First note that your proposed $\sigma$-ring is not a $\sigma$-ring: $\{ 0 \} \in \mathcal{R}$, but $\varnothing = \{ 0 \} \setminus \{ 0 \} \notin \mathcal{R}$.
Note that since $\bigcap_{n=1} E_n = E_1 \setminus \bigcup_{n=2} ( E_1 \setminus E_n )$ it follows that $\mathcal{R}$ is closed under intersections of nonempty countable subfamilies.
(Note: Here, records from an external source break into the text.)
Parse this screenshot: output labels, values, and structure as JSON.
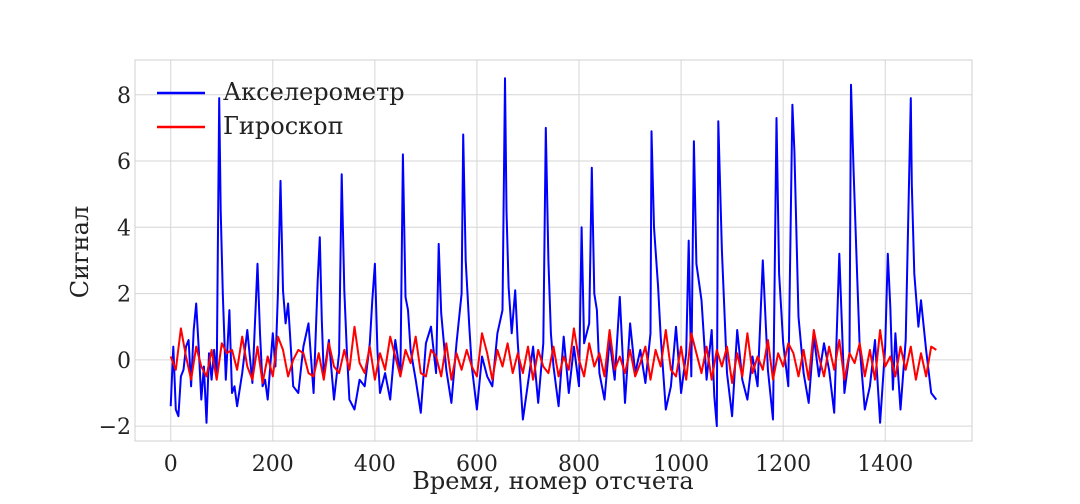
{
  "chart_data": {
    "type": "line",
    "xlabel": "Время, номер отсчета",
    "ylabel": "Сигнал",
    "xlim": [
      -70,
      1570
    ],
    "ylim": [
      -2.45,
      9.05
    ],
    "xticks": [
      0,
      200,
      400,
      600,
      800,
      1000,
      1200,
      1400
    ],
    "yticks": [
      -2,
      0,
      2,
      4,
      6,
      8
    ],
    "ytick_labels": [
      "−2",
      "0",
      "2",
      "4",
      "6",
      "8"
    ],
    "grid": true,
    "legend": "top-left",
    "series": [
      {
        "name": "Акселерометр",
        "color": "#0000ff",
        "x": [
          0,
          5,
          10,
          15,
          20,
          25,
          30,
          35,
          40,
          45,
          50,
          55,
          60,
          65,
          70,
          75,
          80,
          85,
          90,
          95,
          98,
          102,
          108,
          115,
          120,
          125,
          130,
          140,
          150,
          160,
          170,
          175,
          180,
          185,
          190,
          200,
          205,
          210,
          215,
          220,
          225,
          230,
          240,
          250,
          260,
          270,
          280,
          288,
          292,
          296,
          300,
          310,
          320,
          330,
          335,
          340,
          345,
          350,
          360,
          370,
          380,
          390,
          395,
          400,
          405,
          410,
          420,
          430,
          440,
          450,
          455,
          460,
          465,
          470,
          480,
          490,
          500,
          510,
          520,
          525,
          530,
          540,
          550,
          560,
          570,
          573,
          578,
          585,
          590,
          600,
          610,
          620,
          630,
          640,
          650,
          655,
          658,
          662,
          668,
          675,
          680,
          690,
          700,
          710,
          720,
          730,
          735,
          740,
          745,
          750,
          760,
          770,
          780,
          790,
          800,
          805,
          810,
          820,
          825,
          830,
          835,
          840,
          850,
          860,
          870,
          880,
          890,
          900,
          910,
          920,
          930,
          940,
          942,
          947,
          955,
          960,
          970,
          980,
          990,
          1000,
          1010,
          1015,
          1020,
          1025,
          1030,
          1040,
          1050,
          1060,
          1065,
          1070,
          1073,
          1080,
          1090,
          1100,
          1110,
          1120,
          1130,
          1140,
          1150,
          1160,
          1170,
          1180,
          1187,
          1192,
          1200,
          1210,
          1218,
          1222,
          1230,
          1240,
          1250,
          1260,
          1270,
          1280,
          1290,
          1300,
          1310,
          1320,
          1330,
          1333,
          1338,
          1345,
          1350,
          1360,
          1370,
          1380,
          1390,
          1400,
          1405,
          1410,
          1415,
          1420,
          1430,
          1440,
          1450,
          1452,
          1457,
          1465,
          1470,
          1480,
          1490,
          1500
        ],
        "values": [
          -1.4,
          0.4,
          -1.5,
          -1.7,
          -0.5,
          -0.3,
          0.4,
          0.6,
          -0.8,
          0.9,
          1.7,
          0.3,
          -1.2,
          -0.2,
          -1.9,
          0.2,
          -0.6,
          0.3,
          -0.5,
          7.9,
          4.5,
          2.0,
          -0.6,
          1.5,
          -1.0,
          -0.8,
          -1.4,
          -0.4,
          0.9,
          -0.7,
          2.9,
          0.8,
          -0.8,
          -0.6,
          -1.2,
          0.8,
          -0.2,
          2.0,
          5.4,
          2.1,
          1.1,
          1.7,
          -0.8,
          -1.0,
          0.4,
          1.1,
          -1.0,
          2.4,
          3.7,
          1.2,
          -0.5,
          0.6,
          -1.2,
          0.2,
          5.6,
          2.1,
          0.3,
          -1.2,
          -1.5,
          -0.6,
          -0.8,
          0.5,
          1.8,
          2.9,
          0.3,
          -1.0,
          -0.4,
          -1.2,
          0.6,
          -0.5,
          6.2,
          1.9,
          1.5,
          0.3,
          -0.6,
          -1.6,
          0.5,
          1.0,
          -0.4,
          3.5,
          1.4,
          -0.3,
          -1.3,
          0.5,
          2.0,
          6.8,
          3.0,
          1.0,
          -0.2,
          -1.5,
          0.1,
          -0.5,
          -0.8,
          0.8,
          1.5,
          8.5,
          4.5,
          2.2,
          0.8,
          2.1,
          0.5,
          -1.8,
          -0.7,
          0.4,
          -1.3,
          0.5,
          7.0,
          3.0,
          0.8,
          -0.2,
          -1.4,
          0.7,
          -1.0,
          0.4,
          -0.8,
          4.0,
          0.5,
          1.1,
          5.8,
          2.0,
          1.5,
          -0.4,
          -1.2,
          0.6,
          -0.6,
          1.9,
          -1.3,
          1.1,
          -0.4,
          0.3,
          -0.7,
          0.8,
          6.9,
          4.0,
          2.2,
          0.7,
          -1.5,
          -0.8,
          1.0,
          -1.0,
          0.2,
          3.6,
          -0.5,
          6.6,
          2.9,
          1.8,
          -0.6,
          0.9,
          -1.1,
          -2.0,
          7.2,
          3.3,
          -0.4,
          -1.7,
          0.9,
          -0.6,
          -1.2,
          0.1,
          -0.8,
          3.0,
          -0.3,
          -1.8,
          7.3,
          2.6,
          0.5,
          -0.8,
          7.7,
          6.3,
          1.3,
          -0.4,
          -1.3,
          0.7,
          -0.5,
          0.5,
          -0.3,
          -1.6,
          3.2,
          -1.0,
          0.2,
          8.3,
          5.7,
          2.5,
          0.4,
          -1.5,
          -0.8,
          0.6,
          -1.9,
          0.4,
          3.2,
          1.6,
          -0.9,
          0.8,
          -1.5,
          0.6,
          7.9,
          5.3,
          2.6,
          1.0,
          1.8,
          0.3,
          -1.0,
          -1.2
        ]
      },
      {
        "name": "Гироскоп",
        "color": "#ff0000",
        "x": [
          0,
          10,
          20,
          30,
          40,
          50,
          60,
          70,
          80,
          90,
          100,
          110,
          120,
          130,
          140,
          150,
          160,
          170,
          180,
          190,
          200,
          210,
          220,
          230,
          240,
          250,
          260,
          270,
          280,
          290,
          300,
          310,
          320,
          330,
          340,
          350,
          360,
          370,
          380,
          390,
          400,
          410,
          420,
          430,
          440,
          450,
          460,
          470,
          480,
          490,
          500,
          510,
          520,
          530,
          540,
          550,
          560,
          570,
          580,
          590,
          600,
          610,
          620,
          630,
          640,
          650,
          660,
          670,
          680,
          690,
          700,
          710,
          720,
          730,
          740,
          750,
          760,
          770,
          780,
          790,
          800,
          810,
          820,
          830,
          840,
          850,
          860,
          870,
          880,
          890,
          900,
          910,
          920,
          930,
          940,
          950,
          960,
          970,
          980,
          990,
          1000,
          1010,
          1020,
          1030,
          1040,
          1050,
          1060,
          1070,
          1080,
          1090,
          1100,
          1110,
          1120,
          1130,
          1140,
          1150,
          1160,
          1170,
          1180,
          1190,
          1200,
          1210,
          1220,
          1230,
          1240,
          1250,
          1260,
          1270,
          1280,
          1290,
          1300,
          1310,
          1320,
          1330,
          1340,
          1350,
          1360,
          1370,
          1380,
          1390,
          1400,
          1410,
          1420,
          1430,
          1440,
          1450,
          1460,
          1470,
          1480,
          1490,
          1500
        ],
        "values": [
          0.1,
          -0.3,
          0.95,
          0.1,
          -0.6,
          0.4,
          -0.2,
          -0.5,
          0.3,
          -0.6,
          0.5,
          0.2,
          0.3,
          -0.3,
          0.7,
          -0.2,
          -0.6,
          0.4,
          -0.7,
          0.1,
          -0.5,
          0.7,
          0.3,
          -0.5,
          0.0,
          0.3,
          0.2,
          -0.4,
          -0.5,
          0.2,
          -0.6,
          0.5,
          -0.2,
          -0.4,
          0.3,
          -0.3,
          1.0,
          -0.1,
          -0.4,
          0.4,
          -0.6,
          0.2,
          -0.3,
          0.7,
          0.1,
          -0.5,
          0.3,
          -0.1,
          0.7,
          -0.4,
          -0.5,
          0.3,
          0.1,
          -0.5,
          0.5,
          -0.6,
          0.2,
          -0.3,
          0.3,
          -0.2,
          -0.5,
          0.8,
          0.2,
          -0.6,
          0.3,
          -0.2,
          0.5,
          -0.4,
          0.2,
          -0.4,
          0.4,
          -0.6,
          0.3,
          -0.2,
          -0.4,
          0.4,
          -0.5,
          0.1,
          -0.3,
          0.95,
          0.0,
          -0.5,
          0.5,
          -0.2,
          0.2,
          -0.5,
          0.9,
          -0.3,
          0.1,
          -0.4,
          0.3,
          -0.5,
          -0.1,
          0.4,
          -0.6,
          0.3,
          -0.2,
          0.9,
          -0.3,
          -0.5,
          0.4,
          -0.6,
          0.8,
          0.2,
          -0.4,
          0.4,
          -0.6,
          0.3,
          -0.2,
          0.4,
          -0.7,
          0.2,
          -0.5,
          0.8,
          -0.4,
          0.1,
          -0.3,
          0.6,
          -0.6,
          0.2,
          -0.2,
          0.5,
          0.2,
          -0.5,
          0.3,
          -0.6,
          0.9,
          0.1,
          -0.5,
          0.4,
          -0.3,
          0.6,
          -0.6,
          0.2,
          -0.1,
          0.5,
          -0.5,
          0.3,
          -0.6,
          0.9,
          -0.2,
          0.1,
          -0.5,
          0.4,
          -0.3,
          0.4,
          -0.6,
          0.2,
          -0.5,
          0.4,
          0.3
        ]
      }
    ]
  }
}
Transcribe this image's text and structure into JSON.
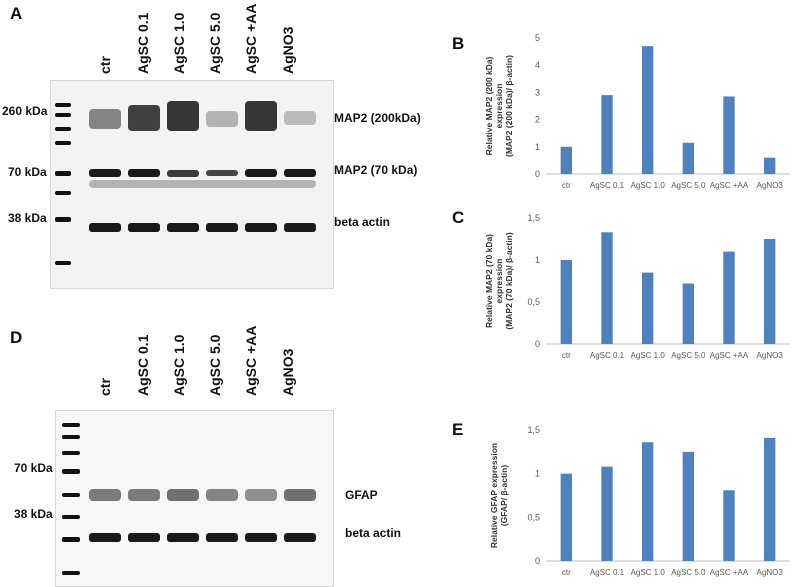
{
  "panels": {
    "A": "A",
    "B": "B",
    "C": "C",
    "D": "D",
    "E": "E"
  },
  "blot_A": {
    "lanes": [
      "ctr",
      "AgSC 0.1",
      "AgSC 1.0",
      "AgSC 5.0",
      "AgSC +AA",
      "AgNO3"
    ],
    "markers": [
      "260 kDa",
      "70 kDa",
      "38 kDa"
    ],
    "bands": [
      "MAP2 (200kDa)",
      "MAP2 (70 kDa)",
      "beta actin"
    ]
  },
  "blot_D": {
    "lanes": [
      "ctr",
      "AgSC 0.1",
      "AgSC 1.0",
      "AgSC 5.0",
      "AgSC +AA",
      "AgNO3"
    ],
    "markers": [
      "70 kDa",
      "38 kDa"
    ],
    "bands": [
      "GFAP",
      "beta actin"
    ]
  },
  "colors": {
    "bar": "#4f81bd",
    "axis": "#bfbfbf",
    "text": "#595959"
  },
  "chart_data": [
    {
      "id": "B",
      "type": "bar",
      "categories": [
        "ctr",
        "AgSC 0.1",
        "AgSC 1.0",
        "AgSC 5.0",
        "AgSC +AA",
        "AgNO3"
      ],
      "values": [
        1.0,
        2.9,
        4.7,
        1.15,
        2.85,
        0.6
      ],
      "ylabel_lines": [
        "Relative MAP2 (200 kDa)",
        "expression",
        "(MAP2 (200 kDa)/ β-actin)"
      ],
      "ylim": [
        0,
        5
      ],
      "yticks": [
        0,
        1,
        2,
        3,
        4,
        5
      ],
      "ytick_labels": [
        "0",
        "1",
        "2",
        "3",
        "4",
        "5"
      ],
      "grid": false
    },
    {
      "id": "C",
      "type": "bar",
      "categories": [
        "ctr",
        "AgSC 0.1",
        "AgSC 1.0",
        "AgSC 5.0",
        "AgSC +AA",
        "AgNO3"
      ],
      "values": [
        1.0,
        1.33,
        0.85,
        0.72,
        1.1,
        1.25
      ],
      "ylabel_lines": [
        "Relative MAP2 (70 kDa)",
        "expression",
        "(MAP2 (70 kDa)/ β-actin)"
      ],
      "ylim": [
        0,
        1.5
      ],
      "yticks": [
        0,
        0.5,
        1,
        1.5
      ],
      "ytick_labels": [
        "0",
        "0,5",
        "1",
        "1,5"
      ],
      "grid": false
    },
    {
      "id": "E",
      "type": "bar",
      "categories": [
        "ctr",
        "AgSC 0.1",
        "AgSC 1.0",
        "AgSC 5.0",
        "AgSC +AA",
        "AgNO3"
      ],
      "values": [
        1.0,
        1.08,
        1.36,
        1.25,
        0.81,
        1.41
      ],
      "ylabel_lines": [
        "Relative GFAP expression",
        "(GFAP/ β-actin)"
      ],
      "ylim": [
        0,
        1.5
      ],
      "yticks": [
        0,
        0.5,
        1,
        1.5
      ],
      "ytick_labels": [
        "0",
        "0,5",
        "1",
        "1,5"
      ],
      "grid": false
    }
  ]
}
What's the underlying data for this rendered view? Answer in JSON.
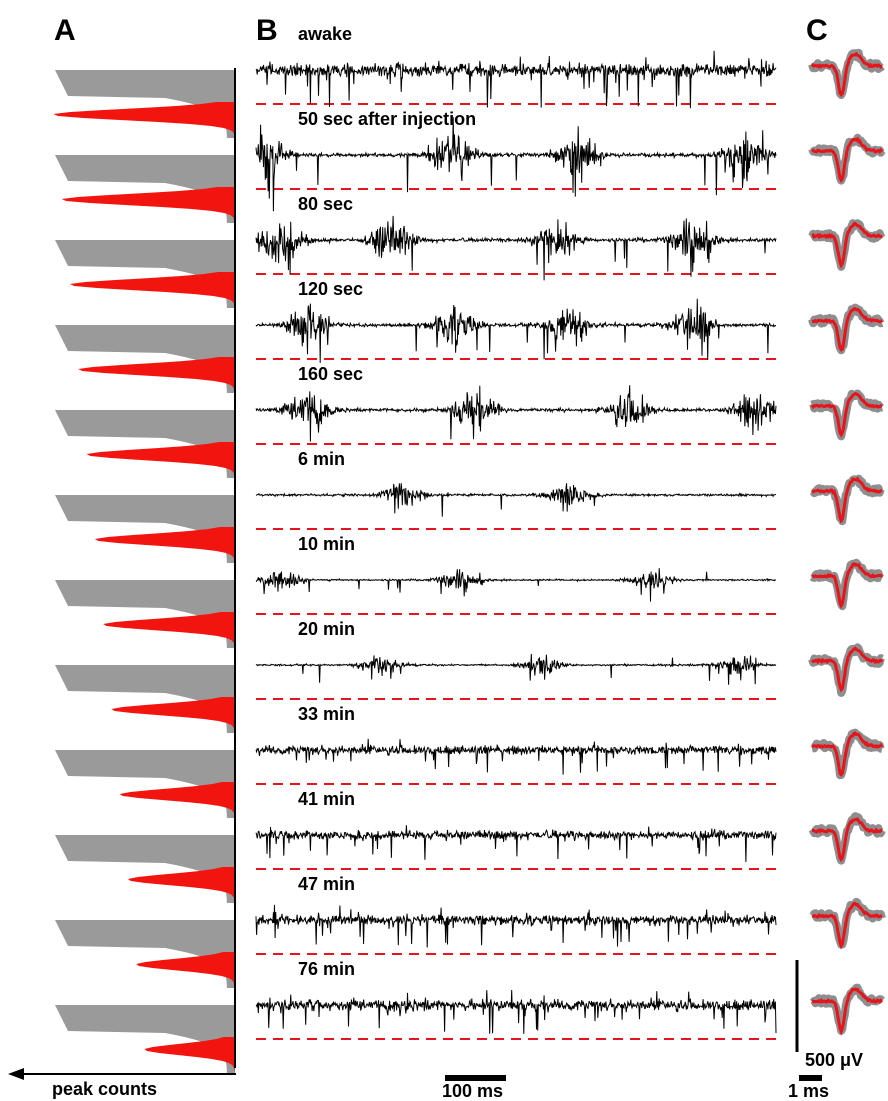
{
  "panels": {
    "a": "A",
    "b": "B",
    "c": "C"
  },
  "colors": {
    "trace": "#000000",
    "threshold": "#e8141b",
    "hist_gray": "#9a9a9a",
    "hist_red": "#f2150f",
    "waveform_mean": "#e8141b",
    "waveform_band": "#8e8e8e"
  },
  "panel_a": {
    "axis_label": "peak counts"
  },
  "recordings": [
    {
      "label": "awake",
      "kind": "tonic",
      "amp": 0.9,
      "bursts": []
    },
    {
      "label": "50 sec after injection",
      "kind": "burst",
      "amp": 1.0,
      "bursts": [
        0.02,
        0.38,
        0.62,
        0.94
      ]
    },
    {
      "label": "80 sec",
      "kind": "burst",
      "amp": 1.0,
      "bursts": [
        0.05,
        0.26,
        0.58,
        0.84
      ]
    },
    {
      "label": "120 sec",
      "kind": "burst",
      "amp": 0.9,
      "bursts": [
        0.1,
        0.38,
        0.6,
        0.84
      ]
    },
    {
      "label": "160 sec",
      "kind": "burst",
      "amp": 0.85,
      "bursts": [
        0.1,
        0.42,
        0.72,
        0.96
      ]
    },
    {
      "label": "6 min",
      "kind": "burst",
      "amp": 0.6,
      "bursts": [
        0.28,
        0.6
      ]
    },
    {
      "label": "10 min",
      "kind": "burst",
      "amp": 0.45,
      "bursts": [
        0.05,
        0.39,
        0.76
      ]
    },
    {
      "label": "20 min",
      "kind": "burst",
      "amp": 0.45,
      "bursts": [
        0.24,
        0.55,
        0.92
      ]
    },
    {
      "label": "33 min",
      "kind": "tonic",
      "amp": 0.6,
      "bursts": []
    },
    {
      "label": "41 min",
      "kind": "tonic",
      "amp": 0.6,
      "bursts": []
    },
    {
      "label": "47 min",
      "kind": "tonic",
      "amp": 0.7,
      "bursts": []
    },
    {
      "label": "76 min",
      "kind": "tonic",
      "amp": 0.75,
      "bursts": []
    }
  ],
  "scale_bars": {
    "time": "100 ms",
    "waveform_time": "1 ms",
    "voltage": "500 μV"
  }
}
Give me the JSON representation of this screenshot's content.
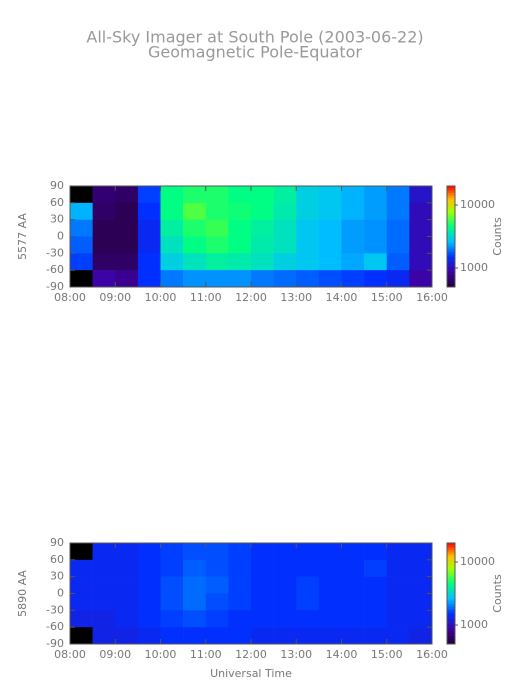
{
  "title": "All-Sky Imager at South Pole (2003-06-22)",
  "subtitle": "Geomagnetic Pole-Equator",
  "chart_data": [
    {
      "type": "heatmap",
      "ylabel": "5577 AA",
      "x": [
        8.25,
        8.75,
        9.25,
        9.75,
        10.25,
        10.75,
        11.25,
        11.75,
        12.25,
        12.75,
        13.25,
        13.75,
        14.25,
        14.75,
        15.25,
        15.75
      ],
      "y": [
        75,
        45,
        15,
        -15,
        -45,
        -75
      ],
      "z": [
        [
          null,
          700,
          650,
          1600,
          4500,
          5000,
          5000,
          4500,
          4500,
          4000,
          3000,
          2800,
          2500,
          2300,
          2000,
          1100
        ],
        [
          2500,
          650,
          600,
          1500,
          4500,
          6000,
          5000,
          4800,
          4500,
          3800,
          3000,
          2800,
          2500,
          2300,
          2000,
          1000
        ],
        [
          2000,
          600,
          600,
          1400,
          4000,
          5000,
          5500,
          4500,
          4000,
          3500,
          2800,
          2600,
          2300,
          2200,
          1900,
          1000
        ],
        [
          1800,
          600,
          600,
          1400,
          3500,
          4500,
          5000,
          4500,
          3800,
          3500,
          2800,
          2600,
          2300,
          2200,
          1900,
          1000
        ],
        [
          1600,
          650,
          650,
          1500,
          3000,
          3500,
          4000,
          3800,
          3500,
          3000,
          2800,
          2600,
          2400,
          2800,
          1800,
          1000
        ],
        [
          null,
          900,
          800,
          1500,
          2000,
          2200,
          2200,
          2200,
          2000,
          1900,
          1800,
          1700,
          1600,
          1500,
          1400,
          900
        ]
      ],
      "xlim": [
        8,
        16
      ],
      "xticks": [
        {
          "value": 8,
          "label": "08:00"
        },
        {
          "value": 9,
          "label": "09:00"
        },
        {
          "value": 10,
          "label": "10:00"
        },
        {
          "value": 11,
          "label": "11:00"
        },
        {
          "value": 12,
          "label": "12:00"
        },
        {
          "value": 13,
          "label": "13:00"
        },
        {
          "value": 14,
          "label": "14:00"
        },
        {
          "value": 15,
          "label": "15:00"
        },
        {
          "value": 16,
          "label": "16:00"
        }
      ],
      "ylim": [
        -90,
        90
      ],
      "yticks": [
        -90,
        -60,
        -30,
        0,
        30,
        60,
        90
      ],
      "clim": [
        500,
        20000
      ],
      "cticks": [
        1000,
        10000
      ],
      "color_scale": "log",
      "colorbar_label": "Counts"
    },
    {
      "type": "heatmap",
      "ylabel": "5890 AA",
      "xlabel": "Universal Time",
      "x": [
        8.25,
        8.75,
        9.25,
        9.75,
        10.25,
        10.75,
        11.25,
        11.75,
        12.25,
        12.75,
        13.25,
        13.75,
        14.25,
        14.75,
        15.25,
        15.75
      ],
      "y": [
        75,
        45,
        15,
        -15,
        -45,
        -75
      ],
      "z": [
        [
          null,
          1400,
          1400,
          1500,
          1600,
          1700,
          1700,
          1600,
          1500,
          1500,
          1500,
          1500,
          1500,
          1500,
          1400,
          1400
        ],
        [
          1400,
          1400,
          1400,
          1500,
          1600,
          1800,
          1700,
          1600,
          1500,
          1500,
          1500,
          1500,
          1500,
          1600,
          1400,
          1400
        ],
        [
          1400,
          1400,
          1400,
          1500,
          1700,
          1900,
          1800,
          1600,
          1500,
          1500,
          1600,
          1500,
          1500,
          1500,
          1400,
          1400
        ],
        [
          1400,
          1400,
          1400,
          1500,
          1700,
          1900,
          1700,
          1600,
          1500,
          1500,
          1600,
          1500,
          1500,
          1500,
          1400,
          1400
        ],
        [
          1300,
          1300,
          1400,
          1500,
          1600,
          1700,
          1600,
          1500,
          1500,
          1500,
          1500,
          1500,
          1500,
          1500,
          1400,
          1400
        ],
        [
          null,
          1300,
          1300,
          1400,
          1500,
          1500,
          1500,
          1500,
          1400,
          1400,
          1400,
          1400,
          1400,
          1400,
          1400,
          1300
        ]
      ],
      "xlim": [
        8,
        16
      ],
      "xticks": [
        {
          "value": 8,
          "label": "08:00"
        },
        {
          "value": 9,
          "label": "09:00"
        },
        {
          "value": 10,
          "label": "10:00"
        },
        {
          "value": 11,
          "label": "11:00"
        },
        {
          "value": 12,
          "label": "12:00"
        },
        {
          "value": 13,
          "label": "13:00"
        },
        {
          "value": 14,
          "label": "14:00"
        },
        {
          "value": 15,
          "label": "15:00"
        },
        {
          "value": 16,
          "label": "16:00"
        }
      ],
      "ylim": [
        -90,
        90
      ],
      "yticks": [
        -90,
        -60,
        -30,
        0,
        30,
        60,
        90
      ],
      "clim": [
        500,
        20000
      ],
      "cticks": [
        1000,
        10000
      ],
      "color_scale": "log",
      "colorbar_label": "Counts"
    }
  ]
}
We will also make use of the following set identity: $F \cup E = ( E^\text{c} \setminus F )^\text{c}.$
Note, first, that $\mathcal{M}$ is clearly closed under complements, so it suffices to show that it is closed under countable unions. If $\mathcal{A}$ is a countable subfamily of $\mathcal{M}$, let $\mathcal{A}^+ := \mathcal{A} \cap \mathcal{R}$, and $\mathcal{A}^- := \mathcal{A} \setminus \mathcal{R}$. As $\mathcal{A}^+$ is a countable subfamily of $\mathcal{R}$, then $A := \bigcup \mathcal{A}^+ \in \mathcal{R}$. If $\mathcal{A}^- = \varnothing$, there is nothing else to do, so we assume that $\mathcal{A}^- \neq \varnothing$. Using the above set identity (and de Morgan's laws) it follows that $\begin{multline} {\textstyle \bigcup} \mathcal{A} = {\textstyle \bigcup} \mathcal{A}^+ \cup {\textstyle \bigcup} \mathcal{A}^- = A \cup {\textstyle \bigcup_{E \in \mathcal{A}^-}} E = %\\ = {\textstyle \bigcup_{E \in \mathcal{A}^-}} ( A \cup E ) % = {\textstyle \bigcup_{E \in \mathcal{A}^-}} ( E^\text{c} \setminus A )^\text{c} = ( {\textstyle \bigcap_{E \in \mathcal{A}^-}} ( E^\text{c} \setminus A ) )^\text{c}. \end{multline}$ Since $E^\text{c} \in \mathcal{R}$ for each $E \in \mathcal{A}^-$, the closure properties of $\mathcal{R}$ imply that $\bigcap_{E \in \mathcal{A}^-} ( E^\text{c} \setminus A ) \in \mathcal{R}$, and so $\bigcup \mathcal{A} \in \mathcal{M}$.